The trunk was open when she walked back. He was already leaning two shovels up against the rear bumper.

“This is so illegal,” the woman said to the gaping trunk.

“It’ll be good for him,” the man didn’t look at her when he spoke. “It’ll be closure.”

“Because we’ll be closed behind bars.”

“Will you get the shovels?” he said.

She took the shovels off of the bumper. The man reached into the trunk. With a great deal of effort, he pulled out an old quilt that had been wrapped around a considerable mass. Once out of the trunk, the quilt and its inner weight flopped with a plosive smack to the parking lot asphalt. The man closed the trunk.

He picked up the quilt and the weight and struggled to open the car’s backdoor. The overhead light didn’t wake up the boy.

“Benny,” the man said in a forceful whisper usually reserved for passing notes in class. “Benny.” The man bent down to nudge the boy before changing his mind and kicking him lightly in the foot. The boy came to life and followed the man out of the car. They walked towards the sound of the ocean.

“I’m over here,” the woman’s voice came to them from the left. They descended the concrete steps and felt the sand. She was already digging.

The man dropped the quilt and picked up the other shovel and they worked in silence.
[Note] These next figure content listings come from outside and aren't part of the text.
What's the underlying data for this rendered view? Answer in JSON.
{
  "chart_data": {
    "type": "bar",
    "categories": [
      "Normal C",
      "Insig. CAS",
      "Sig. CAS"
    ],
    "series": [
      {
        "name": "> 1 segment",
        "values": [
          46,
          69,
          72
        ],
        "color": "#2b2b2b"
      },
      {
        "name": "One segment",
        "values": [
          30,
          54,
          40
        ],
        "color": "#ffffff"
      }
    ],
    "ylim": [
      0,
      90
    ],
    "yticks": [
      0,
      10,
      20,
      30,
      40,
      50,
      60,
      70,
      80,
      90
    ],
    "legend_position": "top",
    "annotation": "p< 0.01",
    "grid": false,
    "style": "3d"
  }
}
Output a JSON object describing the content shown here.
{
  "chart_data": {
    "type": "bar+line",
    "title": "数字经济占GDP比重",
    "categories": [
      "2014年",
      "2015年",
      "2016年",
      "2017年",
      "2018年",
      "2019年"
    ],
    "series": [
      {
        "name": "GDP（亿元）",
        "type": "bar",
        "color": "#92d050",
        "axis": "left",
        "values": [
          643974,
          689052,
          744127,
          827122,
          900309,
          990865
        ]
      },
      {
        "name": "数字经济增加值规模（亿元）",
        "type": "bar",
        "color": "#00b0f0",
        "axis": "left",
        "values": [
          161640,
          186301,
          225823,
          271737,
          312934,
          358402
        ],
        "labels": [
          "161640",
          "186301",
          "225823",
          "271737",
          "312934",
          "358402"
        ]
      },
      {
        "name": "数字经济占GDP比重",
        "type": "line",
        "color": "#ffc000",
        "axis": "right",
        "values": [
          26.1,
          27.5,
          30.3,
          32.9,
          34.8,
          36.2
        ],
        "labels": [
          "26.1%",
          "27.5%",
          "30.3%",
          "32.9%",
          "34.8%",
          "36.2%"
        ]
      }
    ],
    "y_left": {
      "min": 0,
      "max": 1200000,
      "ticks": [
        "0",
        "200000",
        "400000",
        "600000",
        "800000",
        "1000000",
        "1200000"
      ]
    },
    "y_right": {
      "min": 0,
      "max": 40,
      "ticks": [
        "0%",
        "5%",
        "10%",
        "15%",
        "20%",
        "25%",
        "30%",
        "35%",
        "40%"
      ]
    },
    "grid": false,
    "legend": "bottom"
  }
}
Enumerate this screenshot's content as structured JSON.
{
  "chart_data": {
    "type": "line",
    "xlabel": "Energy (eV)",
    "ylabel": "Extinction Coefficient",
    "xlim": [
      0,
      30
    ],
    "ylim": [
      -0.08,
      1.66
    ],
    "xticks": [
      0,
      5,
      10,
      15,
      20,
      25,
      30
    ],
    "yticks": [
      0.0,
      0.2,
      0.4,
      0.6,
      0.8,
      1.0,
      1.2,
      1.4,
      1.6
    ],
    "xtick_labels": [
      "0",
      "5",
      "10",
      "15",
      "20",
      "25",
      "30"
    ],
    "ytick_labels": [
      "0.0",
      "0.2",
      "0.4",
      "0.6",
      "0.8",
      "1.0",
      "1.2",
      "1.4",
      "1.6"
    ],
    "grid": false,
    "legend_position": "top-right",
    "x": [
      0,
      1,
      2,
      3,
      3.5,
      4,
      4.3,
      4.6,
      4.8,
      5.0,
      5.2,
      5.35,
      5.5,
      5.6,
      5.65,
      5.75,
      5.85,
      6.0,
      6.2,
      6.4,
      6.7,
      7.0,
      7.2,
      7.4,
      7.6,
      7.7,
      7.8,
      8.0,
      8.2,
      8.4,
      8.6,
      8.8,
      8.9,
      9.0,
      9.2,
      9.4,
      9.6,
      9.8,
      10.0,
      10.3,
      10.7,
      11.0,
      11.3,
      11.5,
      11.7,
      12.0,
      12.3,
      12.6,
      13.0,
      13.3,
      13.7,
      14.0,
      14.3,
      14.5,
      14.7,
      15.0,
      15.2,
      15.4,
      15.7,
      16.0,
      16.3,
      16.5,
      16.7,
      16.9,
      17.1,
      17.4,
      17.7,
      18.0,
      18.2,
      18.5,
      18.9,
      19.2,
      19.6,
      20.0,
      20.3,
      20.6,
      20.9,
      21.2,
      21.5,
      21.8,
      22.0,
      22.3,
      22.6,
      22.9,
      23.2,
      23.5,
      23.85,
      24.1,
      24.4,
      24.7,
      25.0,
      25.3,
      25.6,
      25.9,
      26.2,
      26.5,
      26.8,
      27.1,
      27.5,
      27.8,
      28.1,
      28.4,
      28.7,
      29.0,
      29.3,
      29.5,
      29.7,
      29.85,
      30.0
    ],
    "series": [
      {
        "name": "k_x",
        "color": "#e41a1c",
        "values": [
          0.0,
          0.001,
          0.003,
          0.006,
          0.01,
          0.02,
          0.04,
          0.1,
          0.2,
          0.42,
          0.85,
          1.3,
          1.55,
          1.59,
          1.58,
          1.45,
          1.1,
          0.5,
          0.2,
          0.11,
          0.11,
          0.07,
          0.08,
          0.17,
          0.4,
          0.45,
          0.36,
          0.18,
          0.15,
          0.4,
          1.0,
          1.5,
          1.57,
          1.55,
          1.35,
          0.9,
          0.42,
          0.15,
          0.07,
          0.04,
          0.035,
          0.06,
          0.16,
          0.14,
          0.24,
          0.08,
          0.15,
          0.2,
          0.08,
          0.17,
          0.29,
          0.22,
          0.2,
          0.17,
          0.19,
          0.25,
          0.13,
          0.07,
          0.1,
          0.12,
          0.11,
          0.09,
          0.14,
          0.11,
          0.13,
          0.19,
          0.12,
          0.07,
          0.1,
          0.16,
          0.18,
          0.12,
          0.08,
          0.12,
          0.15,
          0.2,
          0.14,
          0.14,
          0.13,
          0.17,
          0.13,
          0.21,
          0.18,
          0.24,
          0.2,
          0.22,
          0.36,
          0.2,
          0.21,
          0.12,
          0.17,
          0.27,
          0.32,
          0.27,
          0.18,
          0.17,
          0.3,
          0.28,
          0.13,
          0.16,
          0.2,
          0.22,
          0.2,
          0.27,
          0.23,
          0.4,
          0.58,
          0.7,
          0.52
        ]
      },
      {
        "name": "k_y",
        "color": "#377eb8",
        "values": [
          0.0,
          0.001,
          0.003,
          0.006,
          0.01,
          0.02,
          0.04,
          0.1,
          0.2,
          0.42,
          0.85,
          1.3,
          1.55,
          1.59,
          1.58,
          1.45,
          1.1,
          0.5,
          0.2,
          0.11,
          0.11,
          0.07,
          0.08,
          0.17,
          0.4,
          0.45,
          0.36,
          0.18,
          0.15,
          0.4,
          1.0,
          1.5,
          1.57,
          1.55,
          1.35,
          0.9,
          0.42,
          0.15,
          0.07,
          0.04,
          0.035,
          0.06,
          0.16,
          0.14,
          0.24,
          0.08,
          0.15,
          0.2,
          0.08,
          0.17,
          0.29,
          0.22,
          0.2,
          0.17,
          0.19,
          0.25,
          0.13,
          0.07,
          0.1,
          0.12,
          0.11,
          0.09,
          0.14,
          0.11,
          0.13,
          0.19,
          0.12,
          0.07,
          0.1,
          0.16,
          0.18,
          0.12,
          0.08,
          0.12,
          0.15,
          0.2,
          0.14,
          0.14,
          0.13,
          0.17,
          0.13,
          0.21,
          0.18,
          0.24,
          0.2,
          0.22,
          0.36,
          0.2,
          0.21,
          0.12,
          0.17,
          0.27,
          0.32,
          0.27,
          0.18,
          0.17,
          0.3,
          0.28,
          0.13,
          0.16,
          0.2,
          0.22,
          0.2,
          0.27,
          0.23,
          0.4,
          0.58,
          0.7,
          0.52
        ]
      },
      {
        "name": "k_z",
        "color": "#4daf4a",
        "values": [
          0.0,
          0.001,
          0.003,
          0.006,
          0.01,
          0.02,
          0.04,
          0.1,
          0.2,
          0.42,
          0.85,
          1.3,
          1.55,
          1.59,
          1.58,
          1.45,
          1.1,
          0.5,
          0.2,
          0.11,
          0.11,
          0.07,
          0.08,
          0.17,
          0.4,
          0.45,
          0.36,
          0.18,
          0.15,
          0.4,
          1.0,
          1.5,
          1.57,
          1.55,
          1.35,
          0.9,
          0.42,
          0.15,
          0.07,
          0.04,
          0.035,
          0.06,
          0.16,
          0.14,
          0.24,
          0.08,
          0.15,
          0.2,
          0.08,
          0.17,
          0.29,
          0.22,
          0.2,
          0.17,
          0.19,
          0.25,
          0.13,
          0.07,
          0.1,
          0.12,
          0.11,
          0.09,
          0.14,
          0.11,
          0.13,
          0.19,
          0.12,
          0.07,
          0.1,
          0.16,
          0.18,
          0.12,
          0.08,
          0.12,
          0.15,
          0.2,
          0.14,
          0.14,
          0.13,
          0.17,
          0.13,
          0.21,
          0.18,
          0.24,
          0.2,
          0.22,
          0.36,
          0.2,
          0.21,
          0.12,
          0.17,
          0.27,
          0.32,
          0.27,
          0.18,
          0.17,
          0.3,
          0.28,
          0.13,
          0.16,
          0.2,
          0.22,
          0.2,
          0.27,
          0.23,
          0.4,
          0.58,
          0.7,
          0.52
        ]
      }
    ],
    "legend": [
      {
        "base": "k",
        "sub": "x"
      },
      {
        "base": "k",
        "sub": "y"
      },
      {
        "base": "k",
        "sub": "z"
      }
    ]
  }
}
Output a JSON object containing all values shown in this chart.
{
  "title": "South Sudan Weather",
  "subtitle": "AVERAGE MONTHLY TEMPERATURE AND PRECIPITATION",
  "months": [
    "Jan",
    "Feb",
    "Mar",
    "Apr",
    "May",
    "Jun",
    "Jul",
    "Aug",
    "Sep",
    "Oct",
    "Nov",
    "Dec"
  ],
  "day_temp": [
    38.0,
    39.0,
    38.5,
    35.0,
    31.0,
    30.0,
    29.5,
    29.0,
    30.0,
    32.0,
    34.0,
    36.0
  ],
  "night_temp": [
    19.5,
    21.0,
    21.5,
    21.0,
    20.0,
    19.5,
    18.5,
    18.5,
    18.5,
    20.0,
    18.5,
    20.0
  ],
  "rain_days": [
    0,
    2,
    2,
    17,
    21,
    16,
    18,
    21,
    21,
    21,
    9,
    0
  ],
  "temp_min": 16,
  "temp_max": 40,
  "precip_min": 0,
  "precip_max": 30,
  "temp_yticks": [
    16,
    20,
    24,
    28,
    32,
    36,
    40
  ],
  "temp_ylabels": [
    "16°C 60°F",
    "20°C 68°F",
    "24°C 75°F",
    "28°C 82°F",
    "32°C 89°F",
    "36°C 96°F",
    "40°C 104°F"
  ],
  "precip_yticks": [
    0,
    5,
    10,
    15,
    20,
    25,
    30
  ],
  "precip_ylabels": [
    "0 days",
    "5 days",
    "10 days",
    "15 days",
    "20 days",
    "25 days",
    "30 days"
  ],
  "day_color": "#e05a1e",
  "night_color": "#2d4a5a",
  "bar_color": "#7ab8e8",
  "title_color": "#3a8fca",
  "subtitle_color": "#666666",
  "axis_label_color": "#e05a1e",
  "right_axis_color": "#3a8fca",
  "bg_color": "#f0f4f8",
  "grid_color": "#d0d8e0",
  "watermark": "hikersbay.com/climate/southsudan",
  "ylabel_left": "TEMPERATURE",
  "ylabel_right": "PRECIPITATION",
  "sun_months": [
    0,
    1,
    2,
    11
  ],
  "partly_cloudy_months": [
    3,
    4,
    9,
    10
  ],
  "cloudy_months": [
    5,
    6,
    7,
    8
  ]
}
The boy, still within sleep’s memory, sat cross-legged in the sand and ran his finger over the grains in a winding gyre pattern. The man was happy it was dark and the boy could not see his tears.

“Okay. I think that’s good,” the man dropped his shovel and caught his breath. He took up the quilt and the weight and placed it with great care next to the four-foot deep hole in the sand. As carefully, he rolled out the quilt so that a large object fell noiselessly into the hole. The woman immediately began putting the sand back where they’d found it.

They patted the top of the sand into place and stood back.

“He loved this beach. He loved digging in the sand,” said the man.

“Hey, daddy, why do dogs bury their bones?”

The man looked down at the boy.

Before he could speak, the boy said, beaming with delight, “Because they can’t put them in trees!”

The man smiled, rubbed the boy’s hair and looked back at the sand that was beginning to glow in the hazy sunrise.